If you’d like to give this approach to display advertising a try, reach out to DemandJump. We’re happy to help you deliver relevant advertisements without invading anyone’s privacy.
What are internet cookies?
The term cookies refers to lines of code that are placed on your computer by another website. These cookies log information regarding your internet activity for a variety of future uses. This information is often used to provide a positive user experience if you ever revisit a website. But the specific use, and beneficiary, of this cookie data depends on who places the cookie.
What are first-party cookies?
First-party cookies are placed on your computer by the website you are visiting at the time. Similarly, they can only be read by the website creating the cookie - so they are useless to advertisers (see below for more information). As touched on above, first-party cookies help provide a positive user experience to the website visitor, for example, by remembering what you’ve added to your shopping cart when returning to an eCommerce website. They might also help a website tailor content to your interests based on what you’ve looked at on their site in the past.
What are third-party cookies?
Third-party cookies are stored on your computer by websites other than the one you are visiting at the time, and are largely used for advertising purposes. They’re what allow us advertisers to target specific audiences with our ads.
One common use of third-party cookies is for retargeting purposes. In this case, they are placed by an adtech vendor. These third-party cookies are what enable companies to advertise to you with products you recently checked out on their website. They often stay on your browser so that other advertisers can identify your interests and advertise to you with products you might like.
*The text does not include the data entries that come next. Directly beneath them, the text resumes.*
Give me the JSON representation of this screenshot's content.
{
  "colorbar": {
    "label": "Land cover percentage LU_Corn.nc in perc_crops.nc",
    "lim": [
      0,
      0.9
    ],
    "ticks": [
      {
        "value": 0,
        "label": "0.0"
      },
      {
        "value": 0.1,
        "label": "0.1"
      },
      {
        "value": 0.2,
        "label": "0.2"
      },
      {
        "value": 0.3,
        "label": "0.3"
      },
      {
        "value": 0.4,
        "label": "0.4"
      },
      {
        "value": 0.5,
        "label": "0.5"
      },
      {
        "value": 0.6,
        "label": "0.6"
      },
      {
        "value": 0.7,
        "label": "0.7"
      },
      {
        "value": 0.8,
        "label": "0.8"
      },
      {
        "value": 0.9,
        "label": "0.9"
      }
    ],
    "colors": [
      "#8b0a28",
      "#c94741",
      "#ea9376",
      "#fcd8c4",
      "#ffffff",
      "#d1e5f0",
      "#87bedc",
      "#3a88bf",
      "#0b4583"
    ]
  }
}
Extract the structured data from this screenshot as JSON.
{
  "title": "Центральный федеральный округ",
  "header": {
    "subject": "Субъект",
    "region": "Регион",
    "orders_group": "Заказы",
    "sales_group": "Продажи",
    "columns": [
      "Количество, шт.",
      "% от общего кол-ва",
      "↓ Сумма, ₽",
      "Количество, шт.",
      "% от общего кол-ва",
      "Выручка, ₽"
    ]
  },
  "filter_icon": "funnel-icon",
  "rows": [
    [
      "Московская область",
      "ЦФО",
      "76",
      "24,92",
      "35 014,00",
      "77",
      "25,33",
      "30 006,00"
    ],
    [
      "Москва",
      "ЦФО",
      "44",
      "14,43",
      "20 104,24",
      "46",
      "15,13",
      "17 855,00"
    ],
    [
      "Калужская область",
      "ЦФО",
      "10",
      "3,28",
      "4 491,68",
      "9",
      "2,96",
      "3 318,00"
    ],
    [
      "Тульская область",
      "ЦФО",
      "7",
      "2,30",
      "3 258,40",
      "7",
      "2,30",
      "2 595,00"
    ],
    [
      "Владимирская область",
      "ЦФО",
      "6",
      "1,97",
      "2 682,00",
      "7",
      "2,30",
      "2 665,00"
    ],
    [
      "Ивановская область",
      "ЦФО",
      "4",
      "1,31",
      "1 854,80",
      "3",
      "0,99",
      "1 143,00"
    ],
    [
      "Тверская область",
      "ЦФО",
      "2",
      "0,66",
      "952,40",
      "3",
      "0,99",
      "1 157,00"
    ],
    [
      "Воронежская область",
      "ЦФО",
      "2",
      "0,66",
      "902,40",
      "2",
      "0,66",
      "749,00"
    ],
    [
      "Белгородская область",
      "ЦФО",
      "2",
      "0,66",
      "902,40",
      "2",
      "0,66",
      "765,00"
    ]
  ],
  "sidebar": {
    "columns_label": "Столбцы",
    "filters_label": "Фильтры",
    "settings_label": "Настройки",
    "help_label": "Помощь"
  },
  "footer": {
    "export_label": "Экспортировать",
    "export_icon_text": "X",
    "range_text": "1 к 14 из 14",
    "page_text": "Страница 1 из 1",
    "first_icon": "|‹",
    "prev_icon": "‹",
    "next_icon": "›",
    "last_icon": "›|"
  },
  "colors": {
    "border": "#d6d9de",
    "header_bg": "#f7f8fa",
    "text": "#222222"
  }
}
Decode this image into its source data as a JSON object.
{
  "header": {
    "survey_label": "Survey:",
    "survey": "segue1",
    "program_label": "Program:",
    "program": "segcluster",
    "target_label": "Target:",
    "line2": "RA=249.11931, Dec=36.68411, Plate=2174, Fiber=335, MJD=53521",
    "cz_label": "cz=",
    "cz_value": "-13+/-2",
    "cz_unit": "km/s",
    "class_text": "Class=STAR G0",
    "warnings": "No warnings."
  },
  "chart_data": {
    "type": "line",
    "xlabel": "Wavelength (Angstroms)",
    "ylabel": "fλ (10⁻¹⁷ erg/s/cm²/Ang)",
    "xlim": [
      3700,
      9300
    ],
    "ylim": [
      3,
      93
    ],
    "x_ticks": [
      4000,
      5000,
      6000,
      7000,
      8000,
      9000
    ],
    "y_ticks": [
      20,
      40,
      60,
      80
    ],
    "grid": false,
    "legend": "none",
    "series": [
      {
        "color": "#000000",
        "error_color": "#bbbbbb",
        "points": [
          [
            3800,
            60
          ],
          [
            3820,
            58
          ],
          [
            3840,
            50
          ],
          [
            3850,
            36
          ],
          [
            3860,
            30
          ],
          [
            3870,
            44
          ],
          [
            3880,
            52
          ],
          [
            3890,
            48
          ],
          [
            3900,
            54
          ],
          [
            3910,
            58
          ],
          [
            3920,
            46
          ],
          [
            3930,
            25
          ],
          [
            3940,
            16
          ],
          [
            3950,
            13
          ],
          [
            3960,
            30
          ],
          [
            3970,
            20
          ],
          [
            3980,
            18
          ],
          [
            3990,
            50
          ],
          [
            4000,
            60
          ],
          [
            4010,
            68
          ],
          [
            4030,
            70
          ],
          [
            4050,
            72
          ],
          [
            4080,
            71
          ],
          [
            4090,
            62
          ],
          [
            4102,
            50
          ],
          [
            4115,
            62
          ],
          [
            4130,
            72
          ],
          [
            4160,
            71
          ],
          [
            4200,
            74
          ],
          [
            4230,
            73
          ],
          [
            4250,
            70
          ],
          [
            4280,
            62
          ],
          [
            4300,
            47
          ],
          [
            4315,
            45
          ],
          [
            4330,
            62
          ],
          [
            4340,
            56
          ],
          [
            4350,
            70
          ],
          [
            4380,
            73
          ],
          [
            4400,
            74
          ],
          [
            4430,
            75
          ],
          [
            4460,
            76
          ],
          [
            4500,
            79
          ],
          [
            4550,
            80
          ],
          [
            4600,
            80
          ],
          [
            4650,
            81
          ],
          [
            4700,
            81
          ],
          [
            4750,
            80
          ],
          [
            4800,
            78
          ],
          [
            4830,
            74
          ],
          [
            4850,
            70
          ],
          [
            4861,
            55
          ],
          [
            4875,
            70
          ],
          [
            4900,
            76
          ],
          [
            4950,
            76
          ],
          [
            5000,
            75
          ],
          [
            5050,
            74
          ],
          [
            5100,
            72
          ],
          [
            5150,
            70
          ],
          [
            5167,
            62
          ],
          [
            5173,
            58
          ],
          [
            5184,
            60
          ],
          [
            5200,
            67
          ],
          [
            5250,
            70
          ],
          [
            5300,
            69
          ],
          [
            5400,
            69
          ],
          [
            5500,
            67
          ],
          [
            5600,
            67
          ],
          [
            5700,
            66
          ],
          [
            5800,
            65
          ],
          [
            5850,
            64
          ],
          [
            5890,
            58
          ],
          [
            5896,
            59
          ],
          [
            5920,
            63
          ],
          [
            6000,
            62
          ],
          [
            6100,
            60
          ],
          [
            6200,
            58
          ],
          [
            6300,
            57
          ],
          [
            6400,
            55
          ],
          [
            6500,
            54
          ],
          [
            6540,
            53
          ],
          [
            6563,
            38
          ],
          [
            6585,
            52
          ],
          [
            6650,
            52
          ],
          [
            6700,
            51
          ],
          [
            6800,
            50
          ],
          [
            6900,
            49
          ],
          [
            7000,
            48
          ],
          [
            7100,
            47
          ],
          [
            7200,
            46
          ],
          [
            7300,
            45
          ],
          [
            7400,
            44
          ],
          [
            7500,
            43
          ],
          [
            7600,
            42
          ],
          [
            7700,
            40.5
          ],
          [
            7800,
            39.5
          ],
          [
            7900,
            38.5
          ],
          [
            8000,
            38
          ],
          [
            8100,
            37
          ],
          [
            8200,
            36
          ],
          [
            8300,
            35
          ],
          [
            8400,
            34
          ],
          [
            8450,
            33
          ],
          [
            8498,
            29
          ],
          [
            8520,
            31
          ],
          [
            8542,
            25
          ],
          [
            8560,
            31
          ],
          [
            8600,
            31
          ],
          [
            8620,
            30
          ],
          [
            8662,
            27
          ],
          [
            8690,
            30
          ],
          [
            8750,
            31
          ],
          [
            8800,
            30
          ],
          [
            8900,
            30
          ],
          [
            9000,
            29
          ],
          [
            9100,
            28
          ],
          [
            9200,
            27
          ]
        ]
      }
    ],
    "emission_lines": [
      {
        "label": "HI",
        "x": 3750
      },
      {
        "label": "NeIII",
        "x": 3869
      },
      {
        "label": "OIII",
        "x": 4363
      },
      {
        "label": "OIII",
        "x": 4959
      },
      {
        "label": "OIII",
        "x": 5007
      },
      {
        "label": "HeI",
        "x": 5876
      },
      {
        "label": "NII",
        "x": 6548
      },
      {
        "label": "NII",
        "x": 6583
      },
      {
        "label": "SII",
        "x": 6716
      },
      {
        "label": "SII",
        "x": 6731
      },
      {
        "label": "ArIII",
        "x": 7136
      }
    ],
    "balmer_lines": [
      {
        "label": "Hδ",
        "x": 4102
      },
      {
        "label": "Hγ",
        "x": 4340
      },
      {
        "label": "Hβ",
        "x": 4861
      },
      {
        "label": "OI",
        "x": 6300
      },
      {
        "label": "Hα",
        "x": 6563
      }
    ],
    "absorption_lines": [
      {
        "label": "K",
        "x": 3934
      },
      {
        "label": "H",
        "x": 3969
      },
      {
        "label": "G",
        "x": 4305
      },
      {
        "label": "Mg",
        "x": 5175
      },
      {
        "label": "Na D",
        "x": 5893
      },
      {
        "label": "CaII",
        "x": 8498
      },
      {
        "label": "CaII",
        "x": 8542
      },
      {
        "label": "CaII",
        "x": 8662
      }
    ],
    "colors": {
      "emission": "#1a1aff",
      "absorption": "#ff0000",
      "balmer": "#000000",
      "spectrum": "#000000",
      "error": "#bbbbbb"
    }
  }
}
Another way third-party cookies are stored are by social sharing icons. When you are on a website and want to share the blog you are reading, you are often given the opportunity to do so with a variety of social buttons. This ability is provided by an other tech provider than the website you are on and allows this third-party to remember that you’ve been to this website. They can then sell this information to advertisers wishing to target you and others like you who have been to such websites in the past.